An Abbreviated History
of Scottish Rite

Records indicate Scottish Rite started in Paris, France, around 1758. It was at the Grand East in Paris that Etienne Morin received a patent on August 27, 1761, authorizing him to establish the Rite “in all the four parts of the world.” The Constitutions and Regulations were written in 1762, and Morin, who had originally been made a Mason in Bordeaux, left France to return to the modern-day Dominican Republic. In the West Indies, sometime between 1763 and 1767, Morin authorized Henry Francken to perform the degrees, and it was Francken who brought the Scottish Rite to America. On October 7, 1767, the Ineffable Lodge of Perfection was chartered and constituted in Albany, New York, making it the first body of the Rite of Perfection on the American continent. The early bodies initially offered degrees 4-25; the timing of the change to include up to 33 degrees continues to receive scholarly debate.

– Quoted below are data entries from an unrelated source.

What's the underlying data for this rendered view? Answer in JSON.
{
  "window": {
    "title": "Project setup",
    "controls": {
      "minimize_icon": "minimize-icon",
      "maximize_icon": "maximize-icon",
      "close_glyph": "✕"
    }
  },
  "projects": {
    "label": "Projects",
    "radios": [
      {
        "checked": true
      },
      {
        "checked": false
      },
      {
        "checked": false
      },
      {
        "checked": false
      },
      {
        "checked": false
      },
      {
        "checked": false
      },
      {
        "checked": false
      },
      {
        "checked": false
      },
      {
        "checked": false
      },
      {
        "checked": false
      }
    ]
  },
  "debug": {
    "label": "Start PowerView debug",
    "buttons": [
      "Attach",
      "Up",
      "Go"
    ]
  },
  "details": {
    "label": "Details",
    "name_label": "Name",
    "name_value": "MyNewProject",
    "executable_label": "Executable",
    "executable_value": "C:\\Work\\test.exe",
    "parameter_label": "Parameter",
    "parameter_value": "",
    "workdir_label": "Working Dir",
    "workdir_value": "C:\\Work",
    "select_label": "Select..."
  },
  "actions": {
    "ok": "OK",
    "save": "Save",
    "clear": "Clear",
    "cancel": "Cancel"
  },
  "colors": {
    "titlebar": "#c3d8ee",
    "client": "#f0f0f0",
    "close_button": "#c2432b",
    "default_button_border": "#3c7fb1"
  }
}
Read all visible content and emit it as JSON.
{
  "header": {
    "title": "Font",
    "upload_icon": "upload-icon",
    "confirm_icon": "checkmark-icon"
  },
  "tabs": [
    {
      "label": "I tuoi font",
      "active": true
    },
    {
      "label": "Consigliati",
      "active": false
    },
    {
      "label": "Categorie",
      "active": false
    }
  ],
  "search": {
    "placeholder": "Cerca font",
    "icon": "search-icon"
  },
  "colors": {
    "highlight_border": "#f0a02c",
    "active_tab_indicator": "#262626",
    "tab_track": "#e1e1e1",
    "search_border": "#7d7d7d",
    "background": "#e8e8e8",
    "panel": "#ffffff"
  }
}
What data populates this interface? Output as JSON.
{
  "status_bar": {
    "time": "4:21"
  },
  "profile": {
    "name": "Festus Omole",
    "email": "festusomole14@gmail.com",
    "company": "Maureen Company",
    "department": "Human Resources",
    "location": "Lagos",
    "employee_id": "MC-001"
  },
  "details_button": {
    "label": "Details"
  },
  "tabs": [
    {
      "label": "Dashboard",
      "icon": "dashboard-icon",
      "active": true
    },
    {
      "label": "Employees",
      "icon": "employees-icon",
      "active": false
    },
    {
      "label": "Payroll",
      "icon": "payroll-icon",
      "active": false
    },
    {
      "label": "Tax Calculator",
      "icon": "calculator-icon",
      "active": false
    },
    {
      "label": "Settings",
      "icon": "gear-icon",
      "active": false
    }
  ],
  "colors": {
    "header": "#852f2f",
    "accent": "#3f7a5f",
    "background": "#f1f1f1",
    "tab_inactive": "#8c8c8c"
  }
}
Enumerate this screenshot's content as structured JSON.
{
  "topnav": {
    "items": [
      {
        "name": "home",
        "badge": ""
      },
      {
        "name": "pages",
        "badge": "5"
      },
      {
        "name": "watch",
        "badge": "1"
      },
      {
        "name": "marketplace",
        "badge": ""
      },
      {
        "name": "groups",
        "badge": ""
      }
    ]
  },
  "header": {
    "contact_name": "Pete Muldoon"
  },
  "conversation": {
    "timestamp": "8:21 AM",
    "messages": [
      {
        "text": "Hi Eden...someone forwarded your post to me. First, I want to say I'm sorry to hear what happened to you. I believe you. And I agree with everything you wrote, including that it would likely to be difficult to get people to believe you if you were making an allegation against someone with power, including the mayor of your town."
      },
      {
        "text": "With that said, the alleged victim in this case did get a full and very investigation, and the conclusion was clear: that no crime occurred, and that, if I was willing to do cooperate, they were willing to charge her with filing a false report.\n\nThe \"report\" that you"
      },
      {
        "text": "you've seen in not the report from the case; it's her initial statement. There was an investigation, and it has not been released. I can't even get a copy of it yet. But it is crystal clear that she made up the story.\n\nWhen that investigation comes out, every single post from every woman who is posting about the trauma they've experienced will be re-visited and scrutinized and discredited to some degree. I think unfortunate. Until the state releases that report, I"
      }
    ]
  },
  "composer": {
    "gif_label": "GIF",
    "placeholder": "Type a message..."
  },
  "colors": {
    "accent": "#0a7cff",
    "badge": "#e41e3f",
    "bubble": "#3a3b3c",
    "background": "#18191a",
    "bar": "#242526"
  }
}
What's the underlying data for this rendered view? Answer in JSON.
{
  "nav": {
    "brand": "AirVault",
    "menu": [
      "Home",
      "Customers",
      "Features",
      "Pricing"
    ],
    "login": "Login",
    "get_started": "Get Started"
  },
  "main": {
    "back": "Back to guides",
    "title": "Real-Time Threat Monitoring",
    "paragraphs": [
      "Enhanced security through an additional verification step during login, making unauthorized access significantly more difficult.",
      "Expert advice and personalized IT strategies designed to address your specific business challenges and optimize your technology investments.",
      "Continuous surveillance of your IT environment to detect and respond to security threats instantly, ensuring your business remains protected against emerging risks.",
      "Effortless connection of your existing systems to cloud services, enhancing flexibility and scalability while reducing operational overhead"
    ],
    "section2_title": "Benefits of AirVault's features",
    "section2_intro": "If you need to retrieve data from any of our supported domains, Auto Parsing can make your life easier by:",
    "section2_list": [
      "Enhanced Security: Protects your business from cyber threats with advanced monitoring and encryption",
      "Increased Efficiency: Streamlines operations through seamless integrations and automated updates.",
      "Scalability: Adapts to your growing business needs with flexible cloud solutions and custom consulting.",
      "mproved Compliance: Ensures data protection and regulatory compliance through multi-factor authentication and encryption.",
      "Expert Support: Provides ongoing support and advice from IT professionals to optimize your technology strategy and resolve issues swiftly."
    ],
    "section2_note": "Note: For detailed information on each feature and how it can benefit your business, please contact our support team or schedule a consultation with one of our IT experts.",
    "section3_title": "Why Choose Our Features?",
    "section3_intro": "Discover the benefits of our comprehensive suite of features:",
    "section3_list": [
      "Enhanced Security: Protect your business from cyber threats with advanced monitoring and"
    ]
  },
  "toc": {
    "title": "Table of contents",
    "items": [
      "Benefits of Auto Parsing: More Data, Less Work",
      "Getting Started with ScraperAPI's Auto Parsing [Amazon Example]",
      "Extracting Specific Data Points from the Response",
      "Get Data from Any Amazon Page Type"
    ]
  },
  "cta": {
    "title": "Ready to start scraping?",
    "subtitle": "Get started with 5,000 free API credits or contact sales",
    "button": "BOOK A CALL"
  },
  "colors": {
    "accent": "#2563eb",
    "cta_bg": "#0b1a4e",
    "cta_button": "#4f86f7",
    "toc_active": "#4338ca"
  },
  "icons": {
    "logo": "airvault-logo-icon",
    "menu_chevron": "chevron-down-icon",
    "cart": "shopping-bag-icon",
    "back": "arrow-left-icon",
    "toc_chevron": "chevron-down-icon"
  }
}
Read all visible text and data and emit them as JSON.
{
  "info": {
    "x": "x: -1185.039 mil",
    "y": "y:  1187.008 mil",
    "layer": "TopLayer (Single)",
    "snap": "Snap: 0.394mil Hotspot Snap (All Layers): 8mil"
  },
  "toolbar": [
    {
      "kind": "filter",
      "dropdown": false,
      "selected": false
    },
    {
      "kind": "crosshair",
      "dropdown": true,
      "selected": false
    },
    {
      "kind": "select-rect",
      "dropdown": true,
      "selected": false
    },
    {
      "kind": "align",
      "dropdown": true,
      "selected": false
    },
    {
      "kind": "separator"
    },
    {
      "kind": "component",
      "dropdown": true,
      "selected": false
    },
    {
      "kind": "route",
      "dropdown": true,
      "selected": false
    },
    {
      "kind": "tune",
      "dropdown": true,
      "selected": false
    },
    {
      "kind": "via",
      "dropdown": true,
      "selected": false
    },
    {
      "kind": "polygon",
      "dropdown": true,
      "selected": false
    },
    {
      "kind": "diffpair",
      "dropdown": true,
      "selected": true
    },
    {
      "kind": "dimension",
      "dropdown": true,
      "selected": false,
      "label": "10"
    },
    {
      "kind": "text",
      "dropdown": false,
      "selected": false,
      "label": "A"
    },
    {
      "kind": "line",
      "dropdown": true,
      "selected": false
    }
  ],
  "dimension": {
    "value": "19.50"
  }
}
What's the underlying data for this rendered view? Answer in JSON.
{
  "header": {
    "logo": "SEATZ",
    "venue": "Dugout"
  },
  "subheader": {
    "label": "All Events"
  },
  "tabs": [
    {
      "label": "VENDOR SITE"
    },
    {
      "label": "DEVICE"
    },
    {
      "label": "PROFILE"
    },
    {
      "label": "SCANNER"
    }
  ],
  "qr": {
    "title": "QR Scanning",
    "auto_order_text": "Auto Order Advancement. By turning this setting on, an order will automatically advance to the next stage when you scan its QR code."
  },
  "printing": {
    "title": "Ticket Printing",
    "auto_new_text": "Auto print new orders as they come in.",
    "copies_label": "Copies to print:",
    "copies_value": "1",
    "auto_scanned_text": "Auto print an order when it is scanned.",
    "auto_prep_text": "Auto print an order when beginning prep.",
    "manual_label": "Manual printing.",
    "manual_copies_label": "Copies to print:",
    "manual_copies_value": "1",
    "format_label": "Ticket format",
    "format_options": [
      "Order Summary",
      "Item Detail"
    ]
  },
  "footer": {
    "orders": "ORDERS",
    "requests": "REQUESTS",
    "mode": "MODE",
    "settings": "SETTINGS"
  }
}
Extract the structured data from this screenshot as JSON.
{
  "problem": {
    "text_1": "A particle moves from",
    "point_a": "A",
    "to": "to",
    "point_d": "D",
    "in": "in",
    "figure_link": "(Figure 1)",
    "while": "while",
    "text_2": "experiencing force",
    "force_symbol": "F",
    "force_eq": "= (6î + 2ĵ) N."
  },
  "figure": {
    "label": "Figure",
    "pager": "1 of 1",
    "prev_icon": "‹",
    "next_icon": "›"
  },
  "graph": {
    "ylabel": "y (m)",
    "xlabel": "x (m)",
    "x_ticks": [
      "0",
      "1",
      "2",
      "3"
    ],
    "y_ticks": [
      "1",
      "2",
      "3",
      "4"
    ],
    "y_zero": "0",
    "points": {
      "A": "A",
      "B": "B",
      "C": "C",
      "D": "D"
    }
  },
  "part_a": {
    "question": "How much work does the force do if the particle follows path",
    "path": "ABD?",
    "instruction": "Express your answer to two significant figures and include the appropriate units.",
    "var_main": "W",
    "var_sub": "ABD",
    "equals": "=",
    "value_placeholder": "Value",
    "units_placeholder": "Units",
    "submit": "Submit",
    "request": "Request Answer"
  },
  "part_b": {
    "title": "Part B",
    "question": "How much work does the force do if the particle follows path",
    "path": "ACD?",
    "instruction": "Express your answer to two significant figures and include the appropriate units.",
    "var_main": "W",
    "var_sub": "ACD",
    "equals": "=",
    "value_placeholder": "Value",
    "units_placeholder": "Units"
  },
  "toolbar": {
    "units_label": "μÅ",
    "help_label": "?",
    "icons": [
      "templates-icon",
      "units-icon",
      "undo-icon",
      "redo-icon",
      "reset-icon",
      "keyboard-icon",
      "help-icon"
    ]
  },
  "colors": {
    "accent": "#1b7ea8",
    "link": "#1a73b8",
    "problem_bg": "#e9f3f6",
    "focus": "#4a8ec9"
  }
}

In 1851, Grand Commander Gourgas resigned at the age of 74. He named Illustrious Giles F. Yates, 33°, as his successor, who, though only 53 years old, resigned in a matter of days. His inaugural address was also to be his farewell address, and in it, he stated clearly why he was not accepting office. Among the reasons he stated were his many years of service, that he did not wish to obstruct the advancement of others, that he wished to serve as an example of how to let go of power, and his inability to reside near the jurisdiction’s headquarters. During that very brief tenure, the Grand East was moved from New York to Boston, with records kept at the Grand Lodge of Massachusetts building. To succeed him as Grand Commander, Yates appointed Illustrious Edward Asa Raymond, 33°, a past Grand Master of Massachusetts and Grand Treasurer of the Supreme Council. Raymond was considered to be a most worthy successor, with a Masonic resumé that few Masons, if any, have ever equaled, and for the next 10 years, harmony reigned in the Supreme Council.

The University of Freemasonry

The Scottish Rite is one of the appendant bodies of Freemasonry which a Master Mason may join for further exposure to the principles of Freemasonry. In the United States, the Scottish Rite is officially recognized by Grand Lodges as an extension of the degrees of Freemasonry. Scottish Rite acknowledges that there is no higher degree than that of Master Mason. Because of the extensive nature of the 29 degrees of the Scottish Rite, it has been called the University of Freemasonry.


Local bodies are organized into “Valleys”, States: Councils of Deliberation. There are nine Valleys in Massachusetts; Countries in Supreme Councils, In the U.S. the country is divided into the Southern Masonic Jurisdiction, with its Headquarters in Washington, DC and the Northern Masonic Jurisdiction, the fifteen Northeastern states, with its headquarters in Lexington, Massachusetts.